A “more challenging question in the Pebble cases,” said Judge Stark, was whether the claims recited in unconventional combination of elements. Unlike the Cellspin claims, which survived Alice Step Two, the claims here “use merely functional language” without explaining how the purported combination achieved technical benefit. And unlike the claims in Bascom Global Internet Services, Inc. v. AT&T Mobility LLC (Fed. Cir. 2016), the present claims did not recite “a specific, discrete implementation of the abstract idea” or a “technical improvement.” The claims here were more like the claim in Two-Way Media Ltd. v. Comcast Cable Communications (Fed. Cir. 2016), which “use a conventional ordering of steps with conventional technology to achieve its desired results.”
Mimzi Cases
Judge Stark declined to hold Mimzi’s ’981 patent ineligible under § 101 despite agreeing that the defendants had shown, under Alice Step One, that the representative claims were “directed to the abstract idea of providing and ranking location related information in response to a spoken request.” This was “analogous to a hotel concierge recommending a local restaurant,” or to the information collection and analysis that the Federal Circuit held to be an unpatentable abstract idea in Electric Power Group, LLC v. Alstom, S.A. (Fed. Cir. 2016).
But under Alice Step Two, the ’981 patent survived. Because this was a motion on the pleadings, the court was required to “take the well pled factual allegations as true. The plaintiff was successful in raising a question of whether claim recitations about use of “location metadata and transcripts from a user’s spoken request” were part of a nonconventional ordered combination.

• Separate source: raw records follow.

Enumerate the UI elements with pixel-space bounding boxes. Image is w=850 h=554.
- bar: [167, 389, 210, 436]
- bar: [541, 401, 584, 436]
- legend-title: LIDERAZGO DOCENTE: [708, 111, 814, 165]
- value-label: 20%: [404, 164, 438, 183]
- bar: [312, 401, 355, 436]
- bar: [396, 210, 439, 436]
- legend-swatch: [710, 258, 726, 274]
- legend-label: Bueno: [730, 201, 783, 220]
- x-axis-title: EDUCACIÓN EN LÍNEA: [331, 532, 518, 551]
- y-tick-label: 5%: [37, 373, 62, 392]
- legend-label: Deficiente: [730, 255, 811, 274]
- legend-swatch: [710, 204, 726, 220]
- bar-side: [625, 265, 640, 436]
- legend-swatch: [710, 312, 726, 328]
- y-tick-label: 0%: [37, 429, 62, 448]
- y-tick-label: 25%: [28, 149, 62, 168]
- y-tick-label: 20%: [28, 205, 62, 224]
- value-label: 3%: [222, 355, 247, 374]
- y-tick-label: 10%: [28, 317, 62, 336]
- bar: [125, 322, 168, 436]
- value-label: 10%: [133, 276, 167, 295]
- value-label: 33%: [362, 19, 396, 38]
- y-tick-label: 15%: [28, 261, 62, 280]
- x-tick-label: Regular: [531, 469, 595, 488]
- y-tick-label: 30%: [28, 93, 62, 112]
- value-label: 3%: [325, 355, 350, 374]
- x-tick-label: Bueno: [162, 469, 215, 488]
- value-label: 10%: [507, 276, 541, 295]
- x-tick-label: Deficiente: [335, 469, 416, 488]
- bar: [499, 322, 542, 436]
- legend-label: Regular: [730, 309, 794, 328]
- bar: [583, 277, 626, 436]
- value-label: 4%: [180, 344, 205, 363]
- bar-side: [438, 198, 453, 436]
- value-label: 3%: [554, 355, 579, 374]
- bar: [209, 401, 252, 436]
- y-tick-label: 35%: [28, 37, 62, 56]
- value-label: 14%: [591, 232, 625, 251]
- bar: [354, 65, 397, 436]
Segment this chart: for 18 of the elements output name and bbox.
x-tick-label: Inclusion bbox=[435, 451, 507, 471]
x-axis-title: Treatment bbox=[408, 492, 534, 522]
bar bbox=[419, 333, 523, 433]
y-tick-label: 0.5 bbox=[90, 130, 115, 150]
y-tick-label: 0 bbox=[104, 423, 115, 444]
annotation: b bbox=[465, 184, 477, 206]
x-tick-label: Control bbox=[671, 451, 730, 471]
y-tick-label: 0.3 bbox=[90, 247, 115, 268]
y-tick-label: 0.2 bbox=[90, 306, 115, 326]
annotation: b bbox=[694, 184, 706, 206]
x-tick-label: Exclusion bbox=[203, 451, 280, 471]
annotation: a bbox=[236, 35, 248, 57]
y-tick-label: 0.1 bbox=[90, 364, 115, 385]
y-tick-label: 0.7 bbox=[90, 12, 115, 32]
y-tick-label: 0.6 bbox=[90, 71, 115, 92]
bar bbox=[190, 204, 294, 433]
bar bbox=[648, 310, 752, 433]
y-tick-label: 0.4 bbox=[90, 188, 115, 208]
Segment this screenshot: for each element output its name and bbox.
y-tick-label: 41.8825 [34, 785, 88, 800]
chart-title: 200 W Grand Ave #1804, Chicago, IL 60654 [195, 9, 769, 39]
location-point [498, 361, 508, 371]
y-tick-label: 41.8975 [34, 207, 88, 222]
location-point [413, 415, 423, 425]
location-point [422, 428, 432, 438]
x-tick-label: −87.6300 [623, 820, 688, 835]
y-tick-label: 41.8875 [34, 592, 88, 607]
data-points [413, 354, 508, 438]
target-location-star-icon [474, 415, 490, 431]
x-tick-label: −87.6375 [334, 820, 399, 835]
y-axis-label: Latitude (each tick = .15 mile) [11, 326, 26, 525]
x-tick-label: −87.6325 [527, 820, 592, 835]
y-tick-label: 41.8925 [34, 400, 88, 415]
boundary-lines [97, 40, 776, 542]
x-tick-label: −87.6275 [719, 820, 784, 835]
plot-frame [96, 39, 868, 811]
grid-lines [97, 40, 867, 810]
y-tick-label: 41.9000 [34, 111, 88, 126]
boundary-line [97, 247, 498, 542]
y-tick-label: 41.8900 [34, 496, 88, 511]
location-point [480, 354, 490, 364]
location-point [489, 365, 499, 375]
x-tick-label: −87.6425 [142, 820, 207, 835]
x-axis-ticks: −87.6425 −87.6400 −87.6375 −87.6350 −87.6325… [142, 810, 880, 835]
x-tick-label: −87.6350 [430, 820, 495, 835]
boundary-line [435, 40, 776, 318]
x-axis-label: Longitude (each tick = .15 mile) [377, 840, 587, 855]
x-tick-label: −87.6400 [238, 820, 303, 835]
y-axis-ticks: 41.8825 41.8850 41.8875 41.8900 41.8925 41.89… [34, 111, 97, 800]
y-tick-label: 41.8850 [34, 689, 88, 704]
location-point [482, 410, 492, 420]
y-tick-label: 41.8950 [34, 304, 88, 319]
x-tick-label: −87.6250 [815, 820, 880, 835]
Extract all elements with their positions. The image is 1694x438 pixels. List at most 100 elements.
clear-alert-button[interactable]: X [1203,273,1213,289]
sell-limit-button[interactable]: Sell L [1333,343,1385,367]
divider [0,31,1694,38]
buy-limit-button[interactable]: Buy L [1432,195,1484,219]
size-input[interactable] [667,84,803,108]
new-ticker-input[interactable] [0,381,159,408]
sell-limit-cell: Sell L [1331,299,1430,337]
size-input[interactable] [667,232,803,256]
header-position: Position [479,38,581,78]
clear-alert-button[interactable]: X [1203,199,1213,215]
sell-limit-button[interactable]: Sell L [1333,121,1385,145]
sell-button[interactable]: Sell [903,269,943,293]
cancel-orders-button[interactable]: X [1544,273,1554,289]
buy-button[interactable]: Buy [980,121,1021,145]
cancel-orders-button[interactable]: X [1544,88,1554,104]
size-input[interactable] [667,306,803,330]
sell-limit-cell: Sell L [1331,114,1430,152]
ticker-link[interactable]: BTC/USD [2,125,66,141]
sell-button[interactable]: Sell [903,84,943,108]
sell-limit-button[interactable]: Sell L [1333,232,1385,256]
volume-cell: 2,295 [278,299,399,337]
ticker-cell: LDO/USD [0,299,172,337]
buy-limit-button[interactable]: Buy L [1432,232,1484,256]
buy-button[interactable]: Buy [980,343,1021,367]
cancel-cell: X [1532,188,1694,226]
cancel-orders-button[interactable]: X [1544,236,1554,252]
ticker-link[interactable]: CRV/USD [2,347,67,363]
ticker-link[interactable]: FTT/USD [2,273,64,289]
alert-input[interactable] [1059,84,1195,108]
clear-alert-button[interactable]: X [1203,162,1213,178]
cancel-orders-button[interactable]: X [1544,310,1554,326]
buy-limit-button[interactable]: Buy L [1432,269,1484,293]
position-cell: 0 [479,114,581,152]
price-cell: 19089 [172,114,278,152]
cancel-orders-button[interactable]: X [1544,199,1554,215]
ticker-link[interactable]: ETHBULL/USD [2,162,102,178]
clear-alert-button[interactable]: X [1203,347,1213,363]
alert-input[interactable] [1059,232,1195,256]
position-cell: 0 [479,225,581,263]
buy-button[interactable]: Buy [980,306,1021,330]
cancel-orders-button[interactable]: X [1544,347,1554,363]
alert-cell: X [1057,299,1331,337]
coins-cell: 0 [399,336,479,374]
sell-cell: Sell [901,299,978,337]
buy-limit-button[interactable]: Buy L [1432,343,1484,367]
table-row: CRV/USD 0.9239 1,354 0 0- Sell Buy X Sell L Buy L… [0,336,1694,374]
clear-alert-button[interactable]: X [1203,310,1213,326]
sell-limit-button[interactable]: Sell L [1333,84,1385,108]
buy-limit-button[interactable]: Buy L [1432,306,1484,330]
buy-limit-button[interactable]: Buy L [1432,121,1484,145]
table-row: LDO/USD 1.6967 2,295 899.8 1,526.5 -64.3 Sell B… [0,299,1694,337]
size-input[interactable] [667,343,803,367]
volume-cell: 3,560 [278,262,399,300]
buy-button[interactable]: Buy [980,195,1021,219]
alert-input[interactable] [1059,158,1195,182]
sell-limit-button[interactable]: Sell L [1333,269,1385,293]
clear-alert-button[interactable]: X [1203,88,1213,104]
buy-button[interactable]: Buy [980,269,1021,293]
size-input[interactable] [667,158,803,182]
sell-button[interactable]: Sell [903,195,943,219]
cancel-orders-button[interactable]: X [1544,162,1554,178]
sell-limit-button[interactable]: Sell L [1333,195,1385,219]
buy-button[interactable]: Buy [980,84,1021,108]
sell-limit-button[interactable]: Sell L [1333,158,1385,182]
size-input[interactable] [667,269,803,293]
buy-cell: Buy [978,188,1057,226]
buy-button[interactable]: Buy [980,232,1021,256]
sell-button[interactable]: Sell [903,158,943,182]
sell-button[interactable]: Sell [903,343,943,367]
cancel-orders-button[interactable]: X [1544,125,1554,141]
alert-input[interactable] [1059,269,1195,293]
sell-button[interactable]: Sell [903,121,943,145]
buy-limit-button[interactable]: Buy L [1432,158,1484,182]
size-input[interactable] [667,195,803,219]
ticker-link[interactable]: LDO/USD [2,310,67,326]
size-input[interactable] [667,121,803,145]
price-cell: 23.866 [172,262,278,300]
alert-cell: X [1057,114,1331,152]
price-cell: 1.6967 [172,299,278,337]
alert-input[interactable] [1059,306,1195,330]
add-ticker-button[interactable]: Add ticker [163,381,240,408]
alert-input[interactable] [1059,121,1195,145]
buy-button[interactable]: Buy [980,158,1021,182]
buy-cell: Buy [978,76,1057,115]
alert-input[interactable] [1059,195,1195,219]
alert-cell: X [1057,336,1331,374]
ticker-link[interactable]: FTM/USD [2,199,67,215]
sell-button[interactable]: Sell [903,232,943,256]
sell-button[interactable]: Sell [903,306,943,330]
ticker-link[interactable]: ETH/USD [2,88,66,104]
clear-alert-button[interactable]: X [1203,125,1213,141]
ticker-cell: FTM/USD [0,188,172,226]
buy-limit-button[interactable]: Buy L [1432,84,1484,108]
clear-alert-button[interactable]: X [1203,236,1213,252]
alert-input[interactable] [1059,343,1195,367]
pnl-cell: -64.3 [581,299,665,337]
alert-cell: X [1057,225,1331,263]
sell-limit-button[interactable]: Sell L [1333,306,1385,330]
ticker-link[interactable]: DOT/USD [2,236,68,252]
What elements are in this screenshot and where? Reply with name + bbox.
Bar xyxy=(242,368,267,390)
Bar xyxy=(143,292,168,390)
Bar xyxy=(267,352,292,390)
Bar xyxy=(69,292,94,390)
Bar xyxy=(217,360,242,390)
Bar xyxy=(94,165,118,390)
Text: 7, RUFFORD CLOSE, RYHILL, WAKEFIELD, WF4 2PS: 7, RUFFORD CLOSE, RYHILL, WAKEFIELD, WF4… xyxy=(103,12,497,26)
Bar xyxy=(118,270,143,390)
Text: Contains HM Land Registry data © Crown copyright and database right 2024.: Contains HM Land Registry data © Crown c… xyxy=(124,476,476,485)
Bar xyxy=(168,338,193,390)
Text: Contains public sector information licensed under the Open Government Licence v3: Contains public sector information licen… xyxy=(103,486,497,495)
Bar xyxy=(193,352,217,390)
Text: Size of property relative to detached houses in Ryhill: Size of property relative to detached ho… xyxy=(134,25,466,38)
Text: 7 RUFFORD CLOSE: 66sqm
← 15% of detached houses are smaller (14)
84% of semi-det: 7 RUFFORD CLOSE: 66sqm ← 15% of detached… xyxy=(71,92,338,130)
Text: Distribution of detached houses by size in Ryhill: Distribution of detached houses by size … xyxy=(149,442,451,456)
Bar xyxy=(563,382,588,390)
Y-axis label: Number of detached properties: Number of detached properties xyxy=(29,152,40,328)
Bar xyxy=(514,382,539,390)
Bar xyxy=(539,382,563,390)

Judge Stark emphasized that he did not agree “that any of those individual claim elements . . . is anything other unconventional.” But the Mimzi’s complaint alleged “an improvement in computer capabilities [via] a series of complex steps.” And the complaint identified “extrinsic evidence from a third party, specifically Google,” concerning an purported deficiency in search technology that the ’981 patent allegedly addressed. Under Cellspin and Aatrix Software, Inc. v. Green Shades Software, Inc. (Fed. Cir. 2018), “plausible and specific factual allegations relating to inventiveness can be sufficient to survive a motion to dismiss.” That threshold was met here, even though the specification did not “expressly list all the reasons why this claim structure is unconventional.”
Lessons for Practice
Let’s be honest, the first lesson here is a reinforcement of what we all already know: the line between patent-eligible and patent-ineligible can be razor thin. And the second lesson which is probably most relevant for patents drafted, as was the ’981 patent here, well before Alice (2014) and Bilski v. Kappos, 561 US 593 (2010), may be that creative lawyering can help a patent survive a § 101 challenge, at least at the pleadings stage.
But beyond cynicism, these cases demonstrate the importance of being able to show a technical solution to a technical problem, whether you are drafting, prosecuting, or litigating patent claims.